Henry asintió con la cabeza y se metió de nuevo en la celda para sentarse y esperar a ver si, por la gracia divina, Marcus venía en su búsqueda. El pobre profesor necesitaba salir a respirar aire puro, sus dolores de cabeza no mejoraban, pero no fue hasta media mañana cuando Marcus Brody apareció por la puerta de la comisaría.
—Llevo esperándote desde las diez de la mañana, ¡Marcus! —el tono de Jones era de completo reproche.
—¡Y yo llevo buscándote desde las nueve y media!
—No me digas que has estado tres horas para encontrar la comisaría de un pueblo que solo tiene cuatro casas.
—Sí, pero tienen más calles de las que imaginas. Y, además, las calles no tienen nombre. ¡Son todas iguales! Con tejados a dos aguas y la pared de color blanco. Por no mencionar a las señoras, creo que eran gemelas…
—Déjalo, vamos a la iglesia.
—…porque, primero, una me ha invitado a desayunar. Yo, claro, ya había desayunado y le he denegado muy amablemente la oferta. Pero, luego, otra señora igual me ha vuelto a preguntar y… Henry, ¿me estás escuchando?
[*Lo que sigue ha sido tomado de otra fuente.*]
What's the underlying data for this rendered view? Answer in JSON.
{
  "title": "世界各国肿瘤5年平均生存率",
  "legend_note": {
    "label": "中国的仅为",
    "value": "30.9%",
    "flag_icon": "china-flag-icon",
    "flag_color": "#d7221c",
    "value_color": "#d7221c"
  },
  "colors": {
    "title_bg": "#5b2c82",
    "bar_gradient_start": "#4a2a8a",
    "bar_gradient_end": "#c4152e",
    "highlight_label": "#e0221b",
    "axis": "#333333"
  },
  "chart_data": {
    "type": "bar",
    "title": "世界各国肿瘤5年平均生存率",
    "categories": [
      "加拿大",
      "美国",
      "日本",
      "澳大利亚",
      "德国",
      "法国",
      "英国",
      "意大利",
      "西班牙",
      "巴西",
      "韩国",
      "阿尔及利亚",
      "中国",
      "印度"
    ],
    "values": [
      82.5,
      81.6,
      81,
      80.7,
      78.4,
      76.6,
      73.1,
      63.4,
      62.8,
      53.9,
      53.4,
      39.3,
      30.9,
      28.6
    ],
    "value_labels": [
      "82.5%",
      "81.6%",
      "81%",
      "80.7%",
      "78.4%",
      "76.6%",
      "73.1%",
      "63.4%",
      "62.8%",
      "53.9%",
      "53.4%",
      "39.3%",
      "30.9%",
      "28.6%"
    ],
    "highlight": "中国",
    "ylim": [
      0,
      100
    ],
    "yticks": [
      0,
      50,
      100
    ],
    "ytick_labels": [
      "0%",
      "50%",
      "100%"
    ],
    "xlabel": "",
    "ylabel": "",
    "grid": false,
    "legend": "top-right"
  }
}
Jones había abierto su libreta y aligerado el paso, Marcus se había quedado un poco por detrás pero no por eso dejaba de seguirle. Además, Henry no fue a la habitación a asearse porque decía que se les haría tarde y que tenían mucho trabajo por hacer. Eran días de mucho calor, y el camino hasta la iglesia, que se encontraba en lo alto de un cerro, no contenía ni una sombra. Se tuvieron que secar el sudor de la frente varias veces con un pañuelo y lo primero que hicieron al llegar al sacro lugar, fue beber de la fuente que se encontraba en la puerta. Entraron cegados por la diferencia de luz y mareados por el cambio de la temperatura, allí se respiraba humedad. No era una iglesia muy grande, apenas tenía cuatro filas de bancos; Henry los atravesó hasta llegar al altar, ponerse de rodillas y santiguarse. Brody paseaba por las naves laterales. El párroco les preguntó por su interés y les deseó suerte en su investigación, pues no creía que allí pudiesen encontrar mucho. Nunca había habido un gran archivo, ni siquiera tenían una biblioteca ya que el único manuscrito que tenían era el de los nacimientos, y apenas nacían una o dos personas por año. De valor, nada. El retablo era pobre y el único metal que podían encontrar era el de los candelabros y el del sagrario. Definitivamente no tendrían nada, solo los recuerdos auto-ficticios del pueblo.
Notes:
1 Taliesin. (s. VI). The Battle of Gwen Ystrad: «The men of Catraeth arose with the dawn, about the Guledig, of work a profitable merchant». Los hombres de Catraeth se levantaron con el alba, cerca de Guledig, del trabajo del mercader provechoso.